Picture the 226-foot-tall Florida Citrus Tower in Clermont turned into a giant Muslim Mosque, where an Islamic call to worship would be broadcast from its speakers across the countryside.
It’s hard to imagine, but not for longtime resident Greg Homan, who wants to sell the iconic tourist attraction to the city for $2.5 million. Although he’s considered putting the tower on the market officially, the thought of unknown private buyers makes him nervous.
“I’ve always said all along that Clermont, or the Chamber (of Commerce), or something along those lines, should be the next owners of the tower,” Homan said, fearing a private owner might let the tower fall into disrepair.
“The other thing I thought of is that if I found a worthy private investor of the tower, and they turned around and sold it to a Muslim mosque, and they did a call to worship off the top of it a couple of times a day … I’m just throwing (out) an example and not trying to spook you, but it’s important for the city that you control it,” he told city council members at a workshop this week.
The tower was built in 1956 to allow visitors to observe the miles of Central Florida orange groves before they turned into rooftops. At more than 500 feet above sea level, it is the highest observation point in the state.
The tower was one of several attractions that tourists went out of their way to visit before Walt Disney ever considered building a theme park in Orlando. Other old-time attractions still operating today include Bok Tower Gardens in Lake Wales, Sunken Gardens in St. Petersburg, Gatorland in Orlando, Sarasota Jungle Gardens in Sarasota, Monkey Jungle and Parrot Jungle in Miami, Marineland in St. Augustine, Cypress Gardens (now Legoland) in Winter Haven, Silver Springs in Ocala and Weeki Wachee Springs in Spring Hill.
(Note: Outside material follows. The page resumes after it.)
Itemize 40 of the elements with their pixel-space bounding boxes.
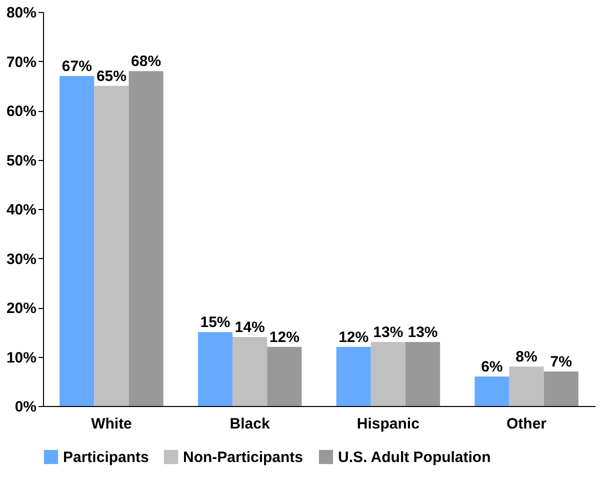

Homan said he won a scholarship to then-Lake Sumter Community College based on a picture he drew of the tower while attending Clermont High School. In 1995, he purchased the tower and, since then, it’s brought him both work, profit and the satisfaction of knowing that he’s kept the structure in good condit ion.
Now, at age 58, Homan said he’s ready to sell but doesn’t want just anyone purchasing the tower.
“It’s been a good ride, but I’ve reached my limit and wherewithal, financially, age-wise and mentally, regarding what I can do with it,” Homan said. “I need someone to take it to the next level and in my opinion, the city of Clermont is the only worthy buyer. I know I’m probably shooting myself in the foot for saying that, but, in my heart, I feel it’s true.”
Homan said he and his wife, Suzie, purchased the tower for $750,000 in 1995 in order to nurse it back to health. He said the previous owners did not maintain the tower. A roof replacement, extensive cleaning, renovations, paint and other things cost him an additional $1 million.
The tower comes with 11,000 square feet of office space, a 1,000-square-foot kitchen and an elevator to the observation decks, Homan said. He also disclosed he pays about $6,000 in taxes on the property each year.
According to Homan, the tower cannot be torn down because of agreements with companies that have placed antennas on the top of it.
Mayor Hal Turville, a lifelong resident of Clermont, questioned the tower’s profitability and whether it was the city’s place to take on the task of running a business.
Mayor Pro Tem Keith Mullins said he would like to hear what people in the area had to say about the issue.
“I think I’d rather see it in quasi-government hands,” he said.
City Manager Darren Gray and Councilman Tim Bates were worried about the cost.
“I agree with Greg that the Citrus Tower is a landmark for us,” Gray said. “But I just look at finances and how there are other needs the community wants, and other needs out there, and do we have the funding to actually purchase this?” Gray asked. “… I’m not saying we can’t work with other groups.”
At the end of the workshop, the consensus among council members — since no votes can be taken at workshops — was to advance the issue to a future council meeting, where council members, with public input, can discuss whether or not to purchase.